With the weekend’s adventures and ordeals successfully behind me, I feel like a new woman. There were several unexpected stops along the way that struck me as auspicious signs:
My new shoes arrived. Don’t be fooled – I didn’t actually get different shoes – just a new pair of my everyday loafers, the Franco Sarto Bocca. When I say everyday, I mean every day. I would wear jeans, flip-flops and a white t-shirt for my entire life if I could, but since I have to dress up a bit for work and since you get funny looks if you wear the exact same outfit every day, I try to at least keep the shoe part simple. I don’t remember when I got my first pair of Boccas, but I have owned at least five pairs. My friend Mrs. J and I are in agreement about this particular shoe: it’s worth it to stick with something that works! Although glamorous (who devotes about half her closet to shoes that live in their original boxes!) is horrified that I wear the same “ugly” shoes to work every day, I took it as a good sign that my new shoes arrived just before Saturday. I was turning a corner, from this
Yup, a day makes a big difference.
On Saturday morning, feeling all shiny and new but also pretty terrified as I prepared for my all-afternoon ordeal, I got a call from adorable, all the way in Europe, homesick and blue. She and her mom have been traveling since early June, so it’s no wonder she’s running out of steam. We started doing long-distance facial yoga (think long face, lemon face, lion face . . . grrr!) and before I knew it we were both laughing. My stress dissipated for the half hour we talked and I felt newly invigorated. Right before I left, I sat on the couch with The Baron for about a half hour, and he stroked my hair and massaged my hands as I reviewed last-minute details. And then, before I knew it, hours flew by and I was done. It went pretty well I think.

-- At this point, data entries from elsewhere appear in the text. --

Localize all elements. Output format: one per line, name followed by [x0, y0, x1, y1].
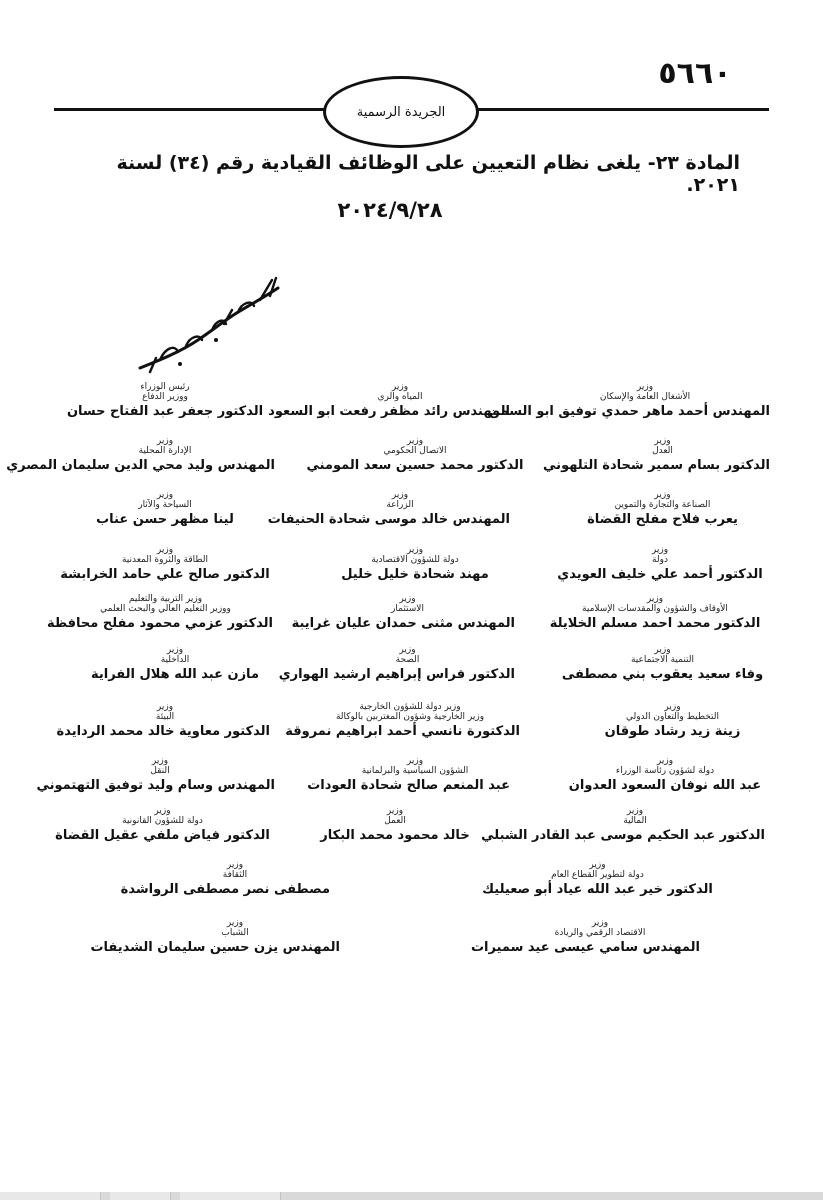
gazette-label: الجريدة الرسمية	[356, 104, 446, 120]
signatory-portfolio: العمل	[384, 816, 406, 826]
signatory-portfolio: الثقافة	[222, 870, 248, 880]
signatory-portfolio: العدل	[652, 446, 673, 456]
signatory-portfolio: البيئة	[155, 712, 175, 722]
signatory-block	[46, 594, 273, 632]
bottom-toolbar-strip	[0, 1192, 823, 1200]
signatory-block	[120, 860, 330, 898]
signatory-title: وزير	[656, 756, 674, 766]
signatory-block	[56, 702, 270, 740]
signatory-name: الدكتور أحمد علي خليف العويدي	[557, 567, 763, 582]
signatory-portfolio: الداخلية	[160, 655, 190, 665]
signatory-block	[545, 594, 765, 632]
signatory-block	[60, 490, 270, 528]
signatory-name: الدكتور محمد حسين سعد المومني	[306, 458, 524, 473]
signatory-portfolio: دولة لتطوير القطاع العام	[551, 870, 644, 880]
signatory-name: المهندس رائد مظفر رفعت ابو السعود	[268, 404, 510, 419]
signatory-title: وزير	[226, 860, 244, 870]
signatory-portfolio: الطاقة والثروة المعدنية	[121, 555, 209, 565]
signatory-title: وزير	[399, 594, 416, 604]
signatory-name: لينا مظهر حسن عناب	[96, 512, 234, 527]
signatory-title: وزير دولة للشؤون الخارجية	[359, 702, 461, 712]
signatory-block	[291, 594, 515, 632]
signatory-portfolio: الصحة	[395, 655, 420, 665]
signatory-block	[60, 382, 270, 420]
signatory-portfolio: الأشغال العامة والإسكان	[599, 392, 691, 402]
signatory-block	[300, 806, 490, 844]
signatory-portfolio: وزير الخارجية وشؤون المغتربين بالوكالة	[335, 712, 485, 722]
king-signature	[120, 260, 310, 380]
signatory-portfolio: دولة للشؤون القانونية	[122, 816, 203, 826]
signatory-block	[267, 490, 510, 528]
signatory-title: وزير	[406, 756, 424, 766]
signatory-title: وزير	[654, 490, 671, 500]
signatory-name: مصطفى نصر مصطفى الرواشدة	[120, 882, 330, 897]
signatory-title: وزير	[651, 545, 669, 555]
signatory-block	[480, 860, 715, 898]
article-text: المادة ٢٣- يلغى نظام التعيين على الوظائف القيادية رقم (٣٤) لسنة ٢٠٢١.	[116, 152, 740, 196]
signatory-title: وزير	[399, 645, 416, 655]
signatory-name: المهندس وسام وليد توفيق التهتموني	[36, 778, 275, 793]
handwritten-signature-graphic	[120, 260, 310, 380]
strip-segment	[180, 1192, 281, 1200]
signatory-title: وزير	[654, 436, 671, 446]
signatory-name: الدكتورة نانسي أحمد ابراهيم نمروقة	[285, 724, 520, 739]
signatory-portfolio: الزراعة	[386, 500, 414, 510]
signatory-name: المهندس أحمد ماهر حمدي توفيق ابو السمن	[488, 404, 770, 419]
signatory-name: الدكتور معاوية خالد محمد الردايدة	[56, 724, 270, 739]
signatory-name: عبد الله نوفان السعود العدوان	[568, 778, 762, 793]
signatory-name: الدكتور عبد الحكيم موسى عبد القادر الشبلي	[481, 828, 765, 843]
signatory-name: وفاء سعيد يعقوب بني مصطفى	[561, 667, 764, 682]
signatory-block	[555, 545, 765, 583]
signatory-name: الدكتور فراس إبراهيم ارشيد الهواري	[278, 667, 515, 682]
signatory-block	[6, 436, 275, 474]
signatory-block	[488, 382, 770, 420]
signatory-name: خالد محمود محمد البكار	[320, 828, 470, 843]
signatory-block	[560, 645, 765, 683]
issue-date: ٢٠٢٤/٩/٢٨	[337, 198, 443, 222]
signatory-title: وزير	[626, 806, 644, 816]
signatory-block	[470, 918, 700, 956]
signatory-block	[560, 490, 765, 528]
signatory-portfolio: النقل	[150, 766, 170, 776]
signatory-block	[580, 702, 765, 740]
signatory-block	[285, 702, 520, 740]
signatory-name: مهند شحادة خليل خليل	[341, 567, 489, 582]
signatory-title: وزير	[226, 918, 244, 928]
signatory-block	[80, 645, 270, 683]
signatory-portfolio: الشباب	[221, 928, 249, 938]
gazette-emblem	[323, 76, 479, 148]
signatory-title: وزير التربية والتعليم	[128, 594, 203, 604]
signatory-name: عبد المنعم صالح شحادة العودات	[307, 778, 510, 793]
signatory-portfolio: الصناعة والتجارة والتموين	[614, 500, 711, 510]
signatory-name: المهندس يزن حسين سليمان الشديفات	[90, 940, 340, 955]
signatory-name: زينة زيد رشاد طوقان	[604, 724, 741, 739]
signatory-name: الدكتور عزمي محمود مفلح محافظة	[46, 616, 273, 631]
signatory-portfolio: الاستثمار	[391, 604, 424, 614]
signatory-title: وزير	[591, 918, 609, 928]
signatory-name: يعرب فلاح مفلح القضاة	[587, 512, 738, 527]
signatory-portfolio: الاتصال الحكومي	[383, 446, 447, 456]
signatory-portfolio: الأوقاف والشؤون والمقدسات الإسلامية	[582, 604, 728, 614]
signatory-block	[300, 436, 530, 474]
signatory-block	[60, 545, 270, 583]
signatory-name: الدكتور صالح علي حامد الخرابشة	[60, 567, 270, 582]
signatory-block	[481, 806, 765, 844]
signatory-portfolio: التخطيط والتعاون الدولي	[625, 712, 720, 722]
signatory-title: وزير	[156, 490, 174, 500]
signatory-name: المهندس خالد موسى شحادة الحنيفات	[267, 512, 510, 527]
signatory-portfolio: المياه والري	[377, 392, 423, 402]
signatory-name: الدكتور محمد احمد مسلم الخلايلة	[549, 616, 761, 631]
signatory-portfolio: دولة	[652, 555, 668, 565]
signatory-name: الدكتور فياض ملفي عقيل القضاة	[55, 828, 270, 843]
signatory-title: وزير	[406, 545, 424, 555]
signatory-title: وزير	[151, 756, 169, 766]
signatory-portfolio: التنمية الاجتماعية	[630, 655, 695, 665]
signatory-title: وزير	[166, 645, 184, 655]
page-number: ٥٦٦٠	[658, 56, 732, 91]
signatory-title: وزير	[654, 645, 671, 655]
signatory-block	[36, 756, 275, 794]
signatory-title: وزير	[646, 594, 664, 604]
signatory-name: المهندس مثنى حمدان عليان غرايبة	[291, 616, 515, 631]
signatory-block	[268, 382, 510, 420]
signatory-title: وزير	[406, 436, 424, 446]
signatory-title: وزير	[664, 702, 681, 712]
strip-segment	[110, 1192, 171, 1200]
signatory-portfolio: الاقتصاد الرقمي والريادة	[554, 928, 646, 938]
signatory-title: وزير	[154, 806, 171, 816]
signatory-name: الدكتور جعفر عبد الفتاح حسان	[66, 404, 264, 419]
signatory-portfolio: دولة لشؤون رئاسة الوزراء	[615, 766, 715, 776]
strip-segment	[0, 1192, 101, 1200]
signatory-title: وزير	[156, 436, 174, 446]
signatory-portfolio: الشؤون السياسية والبرلمانية	[361, 766, 469, 776]
signatory-title: وزير	[589, 860, 606, 870]
signatory-name: المهندس سامي عيسى عيد سميرات	[470, 940, 700, 955]
signatory-title: وزير	[156, 545, 174, 555]
signatory-name: المهندس وليد محي الدين سليمان المصري	[6, 458, 275, 473]
signatory-title: رئيس الوزراء	[140, 382, 190, 392]
signatory-title: وزير	[386, 806, 404, 816]
signatory-portfolio: ووزير التعليم العالي والبحث العلمي	[100, 604, 231, 614]
signatory-block	[55, 806, 270, 844]
signatory-block	[565, 756, 765, 794]
signatory-portfolio: الإدارة المحلية	[138, 446, 192, 456]
signatory-block	[320, 545, 510, 583]
signatory-block	[90, 918, 340, 956]
signatory-portfolio: المالية	[623, 816, 647, 826]
signatory-block	[278, 645, 515, 683]
signatory-title: وزير	[156, 702, 174, 712]
signatory-block	[543, 436, 770, 474]
signatory-title: وزير	[391, 382, 409, 392]
signatory-portfolio: ووزير الدفاع	[142, 392, 188, 402]
signatory-name: الدكتور بسام سمير شحادة التلهوني	[543, 458, 770, 473]
signatory-name: مازن عبد الله هلال الفراية	[90, 667, 259, 682]
signatory-name: الدكتور خير عبد الله عياد أبو صعيليك	[482, 882, 713, 897]
signatory-portfolio: دولة للشؤون الاقتصادية	[371, 555, 459, 565]
signatory-portfolio: السياحة والآثار	[138, 500, 192, 510]
signatory-title: وزير	[391, 490, 409, 500]
signatory-block	[307, 756, 510, 794]
signatory-title: وزير	[636, 382, 654, 392]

Sadly, my #2 pencil crippled me slightly. The first three fingers of my right hand refused at first to unclench, my wrist couldn’t bend properly without a ribbon of pain running up my forearm, and my elbow felt like I’d been smashed in the funny-bone with a giant dictionary. Suffice it to say that I didn’t do much knitting on Saturday night. By Sunday I was feeling better, but we had friends over for a celebratory pancake breakfast – The Baron made sausages on the grill, I stayed inside and made chocolate-chip and blueberry pancakes to order for glamorous, Little Miss Law, and a few other friends. Then we all spent mid-day sitting out by the pool. Paradise. By the time I finally got to the Frost Flowers & Leaves shawl, it was almost evening.
You know in Monopoly, when you get the card that says “bank error in your favor,” and you get to collect free money? Even though it’s not even real cash, there’s a shiver that runs through me every time I get that card, and anytime I get something for nothing. In this case, the unexpected surprise is a result of my horribly misreading the Frost Flowers & Leaves pattern. Instead of four repeats of chart three, the pattern only calls for one. What this means: I have ONLY three more rows to go before I am FINISHED with the shawl body. Of course, I still have to do the edging, and based on my elaborate calculations for size, perhaps I should rip back to chart two and do another repeat. And perhaps I will. But I’ve seen lots of comments on the Yahoo! Groups FF&L board, blogs and Ravelry about how much Zephyr will stretch in blocking and how big the FF&L is with all seven repeats of chart two. I’ve thought about doing a mini-blocking to check the size, but I don’t want to have to take everything off the needles and then put it all back on again, so I think I’ll just dive in. I’m going to practice the edging tonight and hopefully by the end of the week I’ll be happily cranking away on the final stage of the shawl.